Después, veintitrés años después, murió mi mamá. Y esta vez las cosas fueron diferentes. No capté que la muerte me permitiría, ¡por fin!, graduarme con honores en el otro gran evento de nuestro derrumbe consanguíneo. Esta vez ni siquiera me lo había propuesto, aquella larga irreverencia que mi corazón rebelde escribió para ser pronunciada durante el sepelio de mi abuela paterna y que se quedó en el anonimato por una timidez incurable, aquellos versos profanos que tiré al olvido el día del entierro de mi padre sintiéndome perverso y relegado, todo aquello yacía muy lejos de mi actual horizonte. Había aprendido, cercano ya a mi cincuentenario, que sólo pasando inadvertido encontraba inspiración y tranquilidad.

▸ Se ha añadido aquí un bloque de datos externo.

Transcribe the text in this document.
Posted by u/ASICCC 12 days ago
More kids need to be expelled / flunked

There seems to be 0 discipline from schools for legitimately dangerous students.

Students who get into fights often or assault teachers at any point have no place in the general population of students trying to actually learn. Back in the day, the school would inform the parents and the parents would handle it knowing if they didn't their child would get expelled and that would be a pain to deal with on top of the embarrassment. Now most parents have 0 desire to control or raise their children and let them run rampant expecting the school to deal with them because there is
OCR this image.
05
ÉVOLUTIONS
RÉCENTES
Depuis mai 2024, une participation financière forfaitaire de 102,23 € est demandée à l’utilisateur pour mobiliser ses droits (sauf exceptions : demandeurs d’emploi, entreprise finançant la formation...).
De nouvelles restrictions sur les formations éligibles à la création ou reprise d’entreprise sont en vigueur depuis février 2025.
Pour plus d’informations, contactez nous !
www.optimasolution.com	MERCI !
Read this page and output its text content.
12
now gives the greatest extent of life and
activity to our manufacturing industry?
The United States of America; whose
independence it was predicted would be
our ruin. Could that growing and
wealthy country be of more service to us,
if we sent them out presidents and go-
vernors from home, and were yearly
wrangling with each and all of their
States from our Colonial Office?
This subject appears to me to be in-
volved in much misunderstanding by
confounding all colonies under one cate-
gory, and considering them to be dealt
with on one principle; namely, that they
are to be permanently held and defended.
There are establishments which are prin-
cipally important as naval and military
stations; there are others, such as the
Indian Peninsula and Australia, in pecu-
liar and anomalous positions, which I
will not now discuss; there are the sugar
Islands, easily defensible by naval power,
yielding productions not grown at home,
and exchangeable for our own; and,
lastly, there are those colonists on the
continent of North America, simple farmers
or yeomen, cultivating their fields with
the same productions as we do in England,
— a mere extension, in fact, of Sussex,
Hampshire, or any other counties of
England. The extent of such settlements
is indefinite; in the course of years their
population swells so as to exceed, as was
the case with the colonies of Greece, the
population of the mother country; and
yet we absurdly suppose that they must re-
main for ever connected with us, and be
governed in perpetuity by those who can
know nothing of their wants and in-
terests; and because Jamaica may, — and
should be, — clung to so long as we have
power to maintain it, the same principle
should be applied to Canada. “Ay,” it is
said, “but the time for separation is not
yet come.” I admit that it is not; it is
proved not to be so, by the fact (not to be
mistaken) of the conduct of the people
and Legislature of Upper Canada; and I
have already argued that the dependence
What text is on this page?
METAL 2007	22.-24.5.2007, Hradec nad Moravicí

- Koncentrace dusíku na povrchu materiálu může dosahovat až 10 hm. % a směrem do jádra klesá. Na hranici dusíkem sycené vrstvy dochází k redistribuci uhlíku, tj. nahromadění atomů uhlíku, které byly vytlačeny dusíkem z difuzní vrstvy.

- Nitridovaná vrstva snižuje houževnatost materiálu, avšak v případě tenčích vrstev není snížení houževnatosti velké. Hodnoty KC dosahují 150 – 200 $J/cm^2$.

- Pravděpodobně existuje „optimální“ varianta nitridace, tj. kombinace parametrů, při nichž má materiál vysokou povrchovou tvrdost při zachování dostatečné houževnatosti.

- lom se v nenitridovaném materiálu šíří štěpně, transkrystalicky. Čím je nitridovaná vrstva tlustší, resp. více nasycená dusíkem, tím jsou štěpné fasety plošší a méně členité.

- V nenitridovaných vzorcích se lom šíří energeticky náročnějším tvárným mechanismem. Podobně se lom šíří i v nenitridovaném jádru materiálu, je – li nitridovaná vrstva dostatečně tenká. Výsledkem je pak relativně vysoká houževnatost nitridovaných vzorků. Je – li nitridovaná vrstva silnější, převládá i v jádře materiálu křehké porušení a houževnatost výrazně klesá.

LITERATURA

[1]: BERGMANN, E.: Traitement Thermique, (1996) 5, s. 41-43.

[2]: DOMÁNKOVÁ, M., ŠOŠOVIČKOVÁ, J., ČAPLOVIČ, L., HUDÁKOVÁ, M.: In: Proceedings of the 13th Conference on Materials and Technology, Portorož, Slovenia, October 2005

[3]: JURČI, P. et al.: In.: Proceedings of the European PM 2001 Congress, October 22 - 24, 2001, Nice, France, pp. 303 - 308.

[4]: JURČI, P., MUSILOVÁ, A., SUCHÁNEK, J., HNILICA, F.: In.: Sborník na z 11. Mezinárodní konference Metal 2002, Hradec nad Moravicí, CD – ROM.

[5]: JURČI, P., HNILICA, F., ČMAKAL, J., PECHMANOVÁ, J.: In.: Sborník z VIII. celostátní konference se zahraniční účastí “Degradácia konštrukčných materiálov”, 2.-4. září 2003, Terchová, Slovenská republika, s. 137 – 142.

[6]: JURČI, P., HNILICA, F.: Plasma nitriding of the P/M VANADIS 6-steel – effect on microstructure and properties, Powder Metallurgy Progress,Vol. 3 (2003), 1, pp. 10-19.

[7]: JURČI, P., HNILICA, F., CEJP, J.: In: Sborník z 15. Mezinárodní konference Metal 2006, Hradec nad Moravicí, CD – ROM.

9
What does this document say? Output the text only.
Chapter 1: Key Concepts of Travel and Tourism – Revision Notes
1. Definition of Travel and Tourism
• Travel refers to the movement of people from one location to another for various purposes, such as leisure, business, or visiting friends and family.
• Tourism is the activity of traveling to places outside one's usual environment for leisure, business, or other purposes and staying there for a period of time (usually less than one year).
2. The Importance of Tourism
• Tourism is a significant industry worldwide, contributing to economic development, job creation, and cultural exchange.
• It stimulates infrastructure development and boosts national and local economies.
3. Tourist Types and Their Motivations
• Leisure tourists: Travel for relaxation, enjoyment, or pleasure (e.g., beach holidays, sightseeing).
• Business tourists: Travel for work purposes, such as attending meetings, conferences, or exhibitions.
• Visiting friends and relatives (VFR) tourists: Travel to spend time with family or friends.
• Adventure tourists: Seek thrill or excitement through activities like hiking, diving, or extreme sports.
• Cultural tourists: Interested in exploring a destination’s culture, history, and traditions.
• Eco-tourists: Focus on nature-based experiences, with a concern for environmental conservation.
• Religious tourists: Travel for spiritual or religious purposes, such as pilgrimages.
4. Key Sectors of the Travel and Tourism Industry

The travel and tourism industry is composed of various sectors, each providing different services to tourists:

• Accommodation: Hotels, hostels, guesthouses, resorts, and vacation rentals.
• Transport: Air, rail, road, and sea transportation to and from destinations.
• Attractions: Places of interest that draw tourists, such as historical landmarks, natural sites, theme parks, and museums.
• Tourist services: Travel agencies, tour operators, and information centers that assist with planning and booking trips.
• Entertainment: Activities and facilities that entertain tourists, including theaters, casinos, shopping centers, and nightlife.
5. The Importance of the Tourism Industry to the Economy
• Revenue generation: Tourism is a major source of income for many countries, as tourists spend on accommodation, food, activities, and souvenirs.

Pero la muerte ha sido una cómplice poderosa y yo su incondicional aliado. Estaba, pues, en mora de concederme un impensable privilegio. Una matrona que no era de mi agrado (ni yo del de ella) candidateó mi nombre para homenajear en la iglesia a mi mamá. La muerte se vale de seres repugnantes para organizar el esplendor de su espectáculo. Conozco bien su oficio como ella conoce mi desgracia. Mi experiencia política, y no mi universo poético, inclinó la balanza a mi favor. Me preocupé. Las lágrimas, pocas pero cortantes, complemento de otras que por más que quise e intenté no pude derramar cuando murió mi papá, se calmaron en función de una abrumadora sospecha. Algo se traía entre manos esta odiosa mujer. No aseguré nada y salí de la funeraria bajo el residuo de una lluvia pertinaz que poco antes del amanecer nos había anunciado el fallecimiento solitario de mi mamá… la lluvia y también su reloj de pared, el cual se detuvo en ese mismo instante dejando sin más segundos y minutos el rodar de su próximo recuerdo. Llegué a casa y con el canto apagado de un turpial herido bosquejé mi proclama.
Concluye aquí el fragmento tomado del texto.